Background Platelet-activating factor (PAF)-induced pulmonary endothelial barrier failure is mediated by acid sphingomyelinase (ASM) translocation to caveolae. ASM, however, lacks a transmembrane domain for anchoring inside caveolae. We hypothesized that ASM may anchor to cation-independent mannose-6-phosphate receptor (CI-M6PR) in caveolae from where it can be competitively released by M6P. Methods We probed for ASM-CI-M6PR interaction by co-immunoprecipitation (Co-IP) and proximity ligation assay (PLA) in isolated lungs and human pulmonary microvascular endothelial cells (hPMVECs). ASM release by M6P was determined in hPMVECs, isolated lungs and in vivo . Effects of M6P i) on PAF-induced lung edema formation and endothelial Ca 2+ concentration ([Ca 2+ ] i ), and ii) lung injury in acid instilled, overventilated mouse lungs were tested.
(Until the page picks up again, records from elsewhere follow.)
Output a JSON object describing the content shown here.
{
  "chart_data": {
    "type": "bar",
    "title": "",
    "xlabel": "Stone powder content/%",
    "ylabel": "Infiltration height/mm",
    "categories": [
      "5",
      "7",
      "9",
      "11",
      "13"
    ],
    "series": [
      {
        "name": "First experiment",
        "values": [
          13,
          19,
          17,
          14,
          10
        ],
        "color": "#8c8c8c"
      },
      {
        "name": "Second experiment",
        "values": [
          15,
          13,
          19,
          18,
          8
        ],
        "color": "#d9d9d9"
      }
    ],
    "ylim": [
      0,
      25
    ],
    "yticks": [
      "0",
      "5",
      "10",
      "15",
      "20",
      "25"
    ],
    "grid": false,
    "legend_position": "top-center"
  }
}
ASM levels were measured in serum and bronchoalveolar lavage fluid (BALF) of ARDS patients. The TriNetX database was probed for the association of ASM-inhibiting tricyclic antidepressants (TCA) with outcome. Results Co-IP and PLA revealed ASM interaction with CI-M6PR in endothelial caveolae, which was further increased by PAF. M6P, but not glucose-6-phosphate (Glu6P) caused ASM release, thereby decreasing ASM content and activity in caveolae in vitro , in situ and in vivo . Analogously, M6P, yet not Glu6P attenuated PAF-induced endothelial [Ca 2+ ] i signaling and lung edema in situ , and acute lung injury in vivo . ASM levels were increased in serum, yet not BALF in ARDS patients. Use of TCA was associated with better outcome in patients with severe respiratory infections. Conclusions CI-M6PR anchors ASM in caveolae. M6P may hence present a promising strategy against ASM-related lung injury and edema.